The Samsung Phone Extended Battery and Back.
While most phone manufacturers delight in offering thinner and lighter phones, some users, me included, simply want more battery life. This is the best answer I have found so far.
I always carry a 4400 mAh power bank that can charge all my mobile devices, and since an embarrassing episode in Melbourne a couple of months ago, when it’s charging cable broke, I have been looking for alternatives.
I am currently using what I think is the best option for me, as a Samsung Galaxy S3 user. The S3 is old, but it works, does what I want, and I have heaps of accessories for it. And there are two of them in my office, so sharing accessories, advice & batteries is common.

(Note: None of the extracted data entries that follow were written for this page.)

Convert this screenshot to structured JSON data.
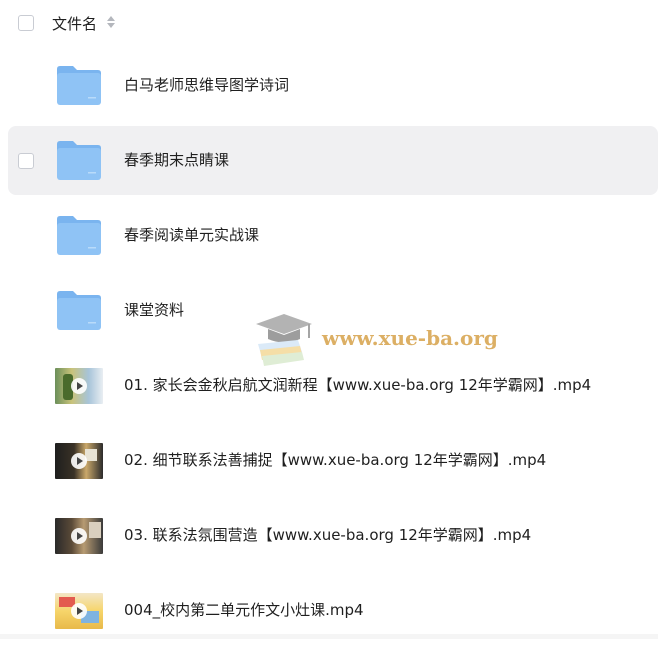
{
  "header": {
    "title": "文件名"
  },
  "files": [
    {
      "name": "白马老师思维导图学诗词",
      "type": "folder"
    },
    {
      "name": "春季期末点睛课",
      "type": "folder"
    },
    {
      "name": "春季阅读单元实战课",
      "type": "folder"
    },
    {
      "name": "课堂资料",
      "type": "folder"
    },
    {
      "name": "01. 家长会金秋启航文润新程【www.xue-ba.org 12年学霸网】.mp4",
      "type": "video"
    },
    {
      "name": "02. 细节联系法善捕捉【www.xue-ba.org 12年学霸网】.mp4",
      "type": "video"
    },
    {
      "name": "03. 联系法氛围营造【www.xue-ba.org 12年学霸网】.mp4",
      "type": "video"
    },
    {
      "name": "004_校内第二单元作文小灶课.mp4",
      "type": "video"
    }
  ],
  "watermark": {
    "text": "www.xue-ba.org"
  },
  "colors": {
    "folder": "#8fc3f5",
    "folder_tab": "#7ab4ef",
    "hover_row": "#f0f0f2",
    "watermark": "#d6a24a"
  }
}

I am now using an add-on battery that is 4500 Mha, almost 2.5 times the capacity of the original. It comes with a curved white back to replace the factory back. It adds weight, about 35 grams or 1.23 ounces, and gives a slightly pregnant look to the phone, but fits well and looks fine. Having lived with the original Motorola Brick phone weighing 0.8 Kg or 28 ounces, I will not complain about the weight. It is about one third thicker, and about one third heavier, and for twice (or more) the battery life, that is a good deal.
The phone stays the same width and length, and uses the superb Sony charging controller, with a constant 870 mA charging rate. It also protects the camera better than the original case. Since the battery fits in the normal battery holder, it will not interfere with the antenna, but does not have the NFC (Near Field Communication) chip fitted. I have never used NFC, but to some users, this will be an issue.
It will not be a permanent fixture, but whenever I travel I will switch to this two day battery for some peace of mind. This is one of the true benefits of using a phone with a removable battery. Some phones, notably, but not exclusively, Apple devices do not have this option.
I am not, and may never be an iPhone user, but I know that many users of this “thin, jewel like, bla, bla, bla” phone look first for an add-on battery. A search for iPhone battery case returns 41 million results… Mac World says: “The iPhone 5’s battery life isn’t bad, but it isn’t awesome, either. With careful use, you can make your iPhone’s battery last all day. If you want to work your iPhone hard, however, particularly when you’re traveling or otherwise away from places to recharge the device, you need a battery case.” The recommended cases cost $80, $100 and $120. and a benefit described is that most cases use a Micro-USB charging port,not the more expensive Lightning cable. And everything else uses USB charging, so you can share a charger. The power case makes the phone not only thicker and heavier, but wider and longer, and must play havoc with the notoriously problematic antenna.
Other phones by different manufacturers have the same problem. For some, it is to reduce weight and size, for others, it is a cost saving measure.
The result is that public power outlets are at a premium. I was amused when passing through Melbourne airport a last week to see five people huddled around power outlets, even sitting on the floor talking on their phones while they charged them.
So if you travel, and have a phone with a removable battery, check out the options for your device.